Francois Schleblusch is a Graphic Designer by day and soap extraordinaire by night. He tells us of his life long love of soap and how he came to make and sell them himself.
When did you start making soaps and salts, and why?
I started making them just over a year ago now. I’ve always had an obsession with soap since I was little. When I was out shopping with my mum I would ask for a particular bar of soap. As soon as she handed me one, I was as happy as can be and left her to carry out her shopping in peace in quiet. A very odd thing to ask for I admit, but I suppose it’s better than crying over toys.

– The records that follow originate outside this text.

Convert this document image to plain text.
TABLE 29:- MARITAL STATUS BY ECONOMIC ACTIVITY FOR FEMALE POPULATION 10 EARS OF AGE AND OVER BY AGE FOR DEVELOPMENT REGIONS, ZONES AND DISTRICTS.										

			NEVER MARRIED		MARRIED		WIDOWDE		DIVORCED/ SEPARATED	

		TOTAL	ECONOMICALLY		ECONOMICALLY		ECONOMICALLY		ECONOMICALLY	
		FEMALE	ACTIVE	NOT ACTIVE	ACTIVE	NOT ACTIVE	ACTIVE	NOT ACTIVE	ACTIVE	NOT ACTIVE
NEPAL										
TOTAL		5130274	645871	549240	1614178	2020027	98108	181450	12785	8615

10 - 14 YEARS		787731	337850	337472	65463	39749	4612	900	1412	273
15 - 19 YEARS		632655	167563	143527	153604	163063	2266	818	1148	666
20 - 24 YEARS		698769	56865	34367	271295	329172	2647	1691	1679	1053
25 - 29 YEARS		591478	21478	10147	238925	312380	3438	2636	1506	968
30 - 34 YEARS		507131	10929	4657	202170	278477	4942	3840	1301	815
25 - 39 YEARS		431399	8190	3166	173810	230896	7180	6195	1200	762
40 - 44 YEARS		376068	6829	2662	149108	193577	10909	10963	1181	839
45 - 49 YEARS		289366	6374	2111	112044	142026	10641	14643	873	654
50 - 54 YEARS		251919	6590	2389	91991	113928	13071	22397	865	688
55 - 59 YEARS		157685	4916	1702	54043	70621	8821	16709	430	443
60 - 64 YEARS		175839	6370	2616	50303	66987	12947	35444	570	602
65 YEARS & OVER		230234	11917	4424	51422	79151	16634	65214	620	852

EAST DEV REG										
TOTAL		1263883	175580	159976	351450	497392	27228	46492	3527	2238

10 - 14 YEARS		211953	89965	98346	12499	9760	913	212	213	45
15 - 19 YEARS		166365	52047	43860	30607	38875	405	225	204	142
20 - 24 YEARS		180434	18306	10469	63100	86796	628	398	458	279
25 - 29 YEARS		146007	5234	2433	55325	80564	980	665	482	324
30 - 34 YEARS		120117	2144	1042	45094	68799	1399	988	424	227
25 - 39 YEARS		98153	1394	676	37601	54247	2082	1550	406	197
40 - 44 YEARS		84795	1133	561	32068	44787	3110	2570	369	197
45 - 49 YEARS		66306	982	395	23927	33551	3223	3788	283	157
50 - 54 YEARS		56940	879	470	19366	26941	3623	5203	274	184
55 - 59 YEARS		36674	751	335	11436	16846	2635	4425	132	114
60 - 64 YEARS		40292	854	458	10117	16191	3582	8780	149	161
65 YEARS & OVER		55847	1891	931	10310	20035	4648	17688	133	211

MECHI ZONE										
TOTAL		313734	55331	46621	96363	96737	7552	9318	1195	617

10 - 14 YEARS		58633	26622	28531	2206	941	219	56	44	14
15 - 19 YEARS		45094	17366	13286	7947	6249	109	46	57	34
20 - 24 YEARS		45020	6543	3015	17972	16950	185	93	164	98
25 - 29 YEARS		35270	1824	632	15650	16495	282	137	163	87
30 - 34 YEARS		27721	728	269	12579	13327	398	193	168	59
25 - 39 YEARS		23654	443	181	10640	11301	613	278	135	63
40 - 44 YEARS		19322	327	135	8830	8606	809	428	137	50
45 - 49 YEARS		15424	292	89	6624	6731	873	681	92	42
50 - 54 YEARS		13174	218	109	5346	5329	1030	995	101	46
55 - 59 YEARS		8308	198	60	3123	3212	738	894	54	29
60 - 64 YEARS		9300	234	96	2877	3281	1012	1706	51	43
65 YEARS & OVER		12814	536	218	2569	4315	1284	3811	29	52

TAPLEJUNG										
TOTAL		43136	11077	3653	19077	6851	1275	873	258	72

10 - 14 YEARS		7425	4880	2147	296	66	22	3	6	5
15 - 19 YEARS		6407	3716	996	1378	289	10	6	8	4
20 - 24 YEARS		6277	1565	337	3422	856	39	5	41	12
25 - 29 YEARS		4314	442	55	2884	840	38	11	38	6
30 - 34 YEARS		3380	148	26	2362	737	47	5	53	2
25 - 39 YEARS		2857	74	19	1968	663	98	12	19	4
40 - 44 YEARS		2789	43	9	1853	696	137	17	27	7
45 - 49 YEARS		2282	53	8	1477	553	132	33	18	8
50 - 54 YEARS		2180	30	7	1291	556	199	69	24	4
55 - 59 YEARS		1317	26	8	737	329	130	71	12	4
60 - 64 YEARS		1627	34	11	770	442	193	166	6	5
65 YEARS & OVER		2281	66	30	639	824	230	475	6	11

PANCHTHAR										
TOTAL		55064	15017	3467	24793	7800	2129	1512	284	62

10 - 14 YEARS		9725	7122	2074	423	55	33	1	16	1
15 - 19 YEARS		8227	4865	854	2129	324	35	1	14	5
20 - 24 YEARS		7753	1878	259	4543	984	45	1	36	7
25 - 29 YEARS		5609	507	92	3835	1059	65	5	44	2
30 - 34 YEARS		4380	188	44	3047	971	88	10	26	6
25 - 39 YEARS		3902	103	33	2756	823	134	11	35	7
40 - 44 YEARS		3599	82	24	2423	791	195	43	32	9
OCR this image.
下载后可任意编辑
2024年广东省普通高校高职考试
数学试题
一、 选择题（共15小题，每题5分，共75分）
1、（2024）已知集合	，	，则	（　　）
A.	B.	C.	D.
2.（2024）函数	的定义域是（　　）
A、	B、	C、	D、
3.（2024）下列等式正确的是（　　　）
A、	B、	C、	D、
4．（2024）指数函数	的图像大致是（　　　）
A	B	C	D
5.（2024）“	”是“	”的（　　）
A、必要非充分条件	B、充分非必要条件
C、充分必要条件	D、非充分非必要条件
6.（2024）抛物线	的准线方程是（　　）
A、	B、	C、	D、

Then early last year I started thinking about potential wedding favours for our big day and I really wanted to make something. So the idea of soap popped into my head. I did tons of research and made my first batch. I was very surprised at how easy it was and how much I enjoyed it. So tried another batch and I was hooked.
I worked long and hard on the brand image first until I was 100% happy with it before thinking of flavours and products. From there it snowballed out of control really into what BōN is today.
I imagine it as quite a messy process! Does it take a long time and a lot of space?
Surprisingly enough it’s not very messy. I can make all the bars at home on the stove-top, it’s something you can make without a great deal of special equipment. To make one batch, which yields 10 bars, takes about 45 minutes from prep to washing up so not very long at all. I then cut and stamp the bars a couple of days later.
The tricky part is the curing process, during which the pH neutralises and the bars harden, making it safe to use on even sensitive skin. This is where the storage becomes a problem as they have to sit and air out for 4 weeks! So I’ve had to work my way around it and I have soap curing on top of cupboards where they are not disturbed.
How do you source your ingredients to keep your products natural?
This was very hard at first to find all the ingredients I needed. I could have easily settled for cheaper supplies, but I had a vision of wanting to use natural and organic ingredients and I stuck by it.
After lots of research I found some great suppliers in Glasgow, Northampton and Carshalton, in Surrey. I also source some special butters from Ghana as well as teas and essential oils from South Africa (where I was born). I finally managed to source all natural colorants as I never wanted to use dyes and oxides like some high street stores.
Do you hope to sell through shops, and who would be the dream stockists for you?
I would love to sell through some shops, but it would be very important that they are not mainstream high street shops. I’ve had my eye on a few, especially InHouse Space and Lavender Room in Brighton.
What advice would you give someone changing careers to do something completely different?
I had no idea what I was getting myself in for, but I went for it all the same. Put your heart and soul into your work, and your customers will see it and appreciate the hard work you’ve done.
People love to hear where an idea started, it shows that you are a normal person and it makes the products more special and unique. It takes hard work, lots of planning and lots of research but it’s all worth it.
Go to local craft fairs, you will meet fantastic people with extraordinary talent. And make sure you go to workshops and seminars, I always leave with a notebook full of scribbles and a brain ready to burst with ideas!